The sense of momentum is created by the number of heavy-hitters in his commission, which is set to include four former PMs, two foreign and finance ministers and more than a handful of other ministers.

Juncker's major job will be trying to make everyone feel they have a 'weighty' portfolio. The major egos from member states will have to adjust to being no longer in national politics, but not exactly in the European public space either (since such a sphere does not yet exist).

Still, their recent politial roles in the national scene may mean that they remember those EU citizens who will feel the effect of EU policies.

Donald Tusk, EU Council president, and Federica Mogherini, EU foreign minister, came to their posts via the same process as Van Rompuy and Ashton - a mishmash of geographical, political affiliation, gender and (for novel effect) error - Merkel was, according to reports, banking on the Danish PM getting the council post.

But they are different to their predecessors.

Van Rompuy was very much a product of Belgium's consensus style of politics. Tusk, Poland's PM since 2007, has a different style. He is the only PM to get re-elected since democracy was restored to his country in 1989.
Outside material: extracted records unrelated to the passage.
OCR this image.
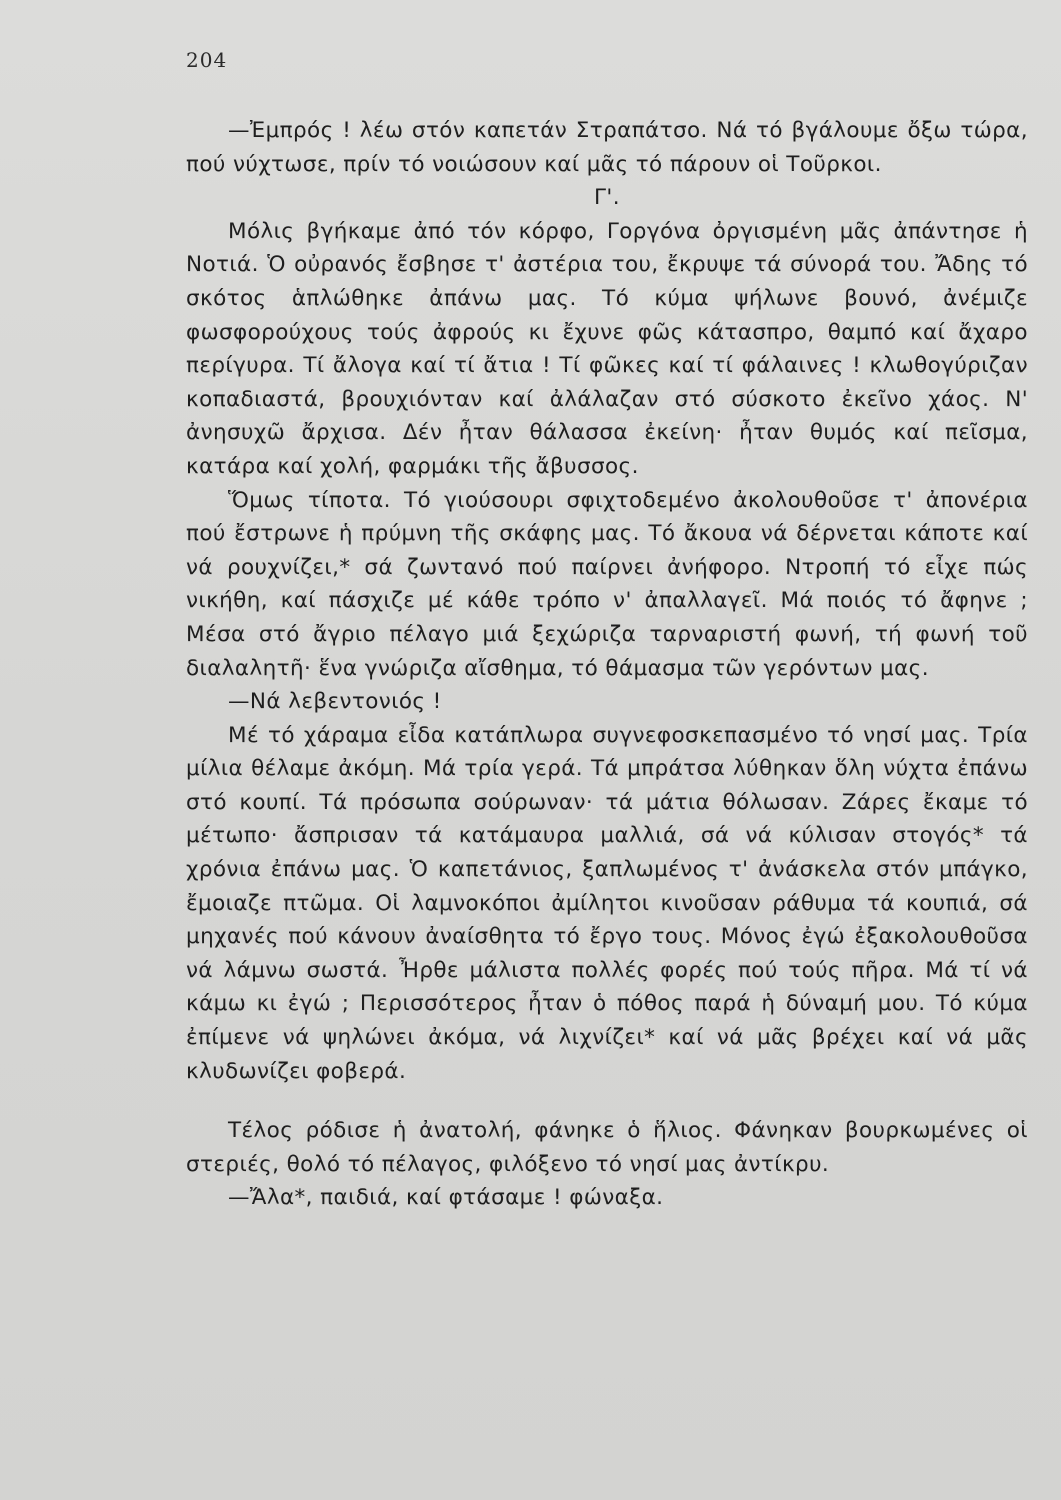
204

—Ἐμπρός ! λέω στόν καπετάν Στραπάτσο. Νά τό βγάλουμε ὄξω τώρα, πού νύχτωσε, πρίν τό νοιώσουν καί μᾶς τό πάρουν οἱ Τοῦρκοι.

Γ'.

Μόλις βγήκαμε ἀπό τόν κόρφο, Γοργόνα ὀργισμένη μᾶς ἀπάντησε ἡ Νοτιά. Ὁ οὐρανός ἔσβησε τ' ἀστέρια του, ἔκρυψε τά σύνορά του. Ἄδης τό σκότος ἁπλώθηκε ἀπάνω μας. Τό κύμα ψήλωνε βουνό, ἀνέμιζε φωσφορούχους τούς ἀφρούς κι ἔχυνε φῶς κάτασπρο, θαμπό καί ἄχαρο περίγυρα. Τί ἄλογα καί τί ἄτια ! Τί φῶκες καί τί φάλαινες ! κλωθογύριζαν κοπαδιαστά, βρουχιόνταν καί ἀλάλαζαν στό σύσκοτο ἐκεῖνο χάος. Ν' ἀνησυχῶ ἄρχισα. Δέν ἦταν θάλασσα ἐκείνη· ἦταν θυμός καί πεῖσμα, κατάρα καί χολή, φαρμάκι τῆς ἄβυσσος.

Ὅμως τίποτα. Τό γιούσουρι σφιχτοδεμένο ἀκολουθοῦσε τ' ἀπονέρια πού ἔστρωνε ἡ πρύμνη τῆς σκάφης μας. Τό ἄκουα νά δέρνεται κάποτε καί νά ρουχνίζει,* σά ζωντανό πού παίρνει ἀνήφορο. Ντροπή τό εἶχε πώς νικήθη, καί πάσχιζε μέ κάθε τρόπο ν' ἀπαλλαγεῖ. Μά ποιός τό ἄφηνε ; Μέσα στό ἄγριο πέλαγο μιά ξεχώριζα ταρναριστή φωνή, τή φωνή τοῦ διαλαλητῆ· ἕνα γνώριζα αἴσθημα, τό θάμασμα τῶν γερόντων μας.

—Νά λεβεντονιός !

Μέ τό χάραμα εἶδα κατάπλωρα συγνεφοσκεπασμένο τό νησί μας. Τρία μίλια θέλαμε ἀκόμη. Μά τρία γερά. Τά μπράτσα λύθηκαν ὅλη νύχτα ἐπάνω στό κουπί. Τά πρόσωπα σούρωναν· τά μάτια θόλωσαν. Ζάρες ἔκαμε τό μέτωπο· ἄσπρισαν τά κατάμαυρα μαλλιά, σά νά κύλισαν στογός* τά χρόνια ἐπάνω μας. Ὁ καπετάνιος, ξαπλωμένος τ' ἀνάσκελα στόν μπάγκο, ἔμοιαζε πτῶμα. Οἱ λαμνοκόποι ἀμίλητοι κινοῦσαν ράθυμα τά κουπιά, σά μηχανές πού κάνουν ἀναίσθητα τό ἔργο τους. Μόνος ἐγώ ἐξακολουθοῦσα νά λάμνω σωστά. Ἦρθε μάλιστα πολλές φορές πού τούς πῆρα. Μά τί νά κάμω κι ἐγώ ; Περισσότερος ἦταν ὁ πόθος παρά ἡ δύναμή μου. Τό κύμα ἐπίμενε νά ψηλώνει ἀκόμα, νά λιχνίζει* καί νά μᾶς βρέχει καί νά μᾶς κλυδωνίζει φοβερά.

Τέλος ρόδισε ἡ ἀνατολή, φάνηκε ὁ ἥλιος. Φάνηκαν βουρκωμένες οἱ στεριές, θολό τό πέλαγος, φιλόξενο τό νησί μας ἀντίκρυ.

—Ἄλα*, παιδιά, καί φτάσαμε ! φώναξα.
Mogherini, propelled into the limelight by ambitious Italian leader Matteo Renzi, has little public diplomacy experience.

But her half year as Italy's FM and her academic knowledge of foreign policy dossiers has given her a starting confidence that Ashton never had.

So it's the excitement of a blank slate. Of new political dynamics. Of a sense of optimism that change brings.

And it's about time. The EU has been in a state of transition since early spring. The world, it seems, has changed substantially since then.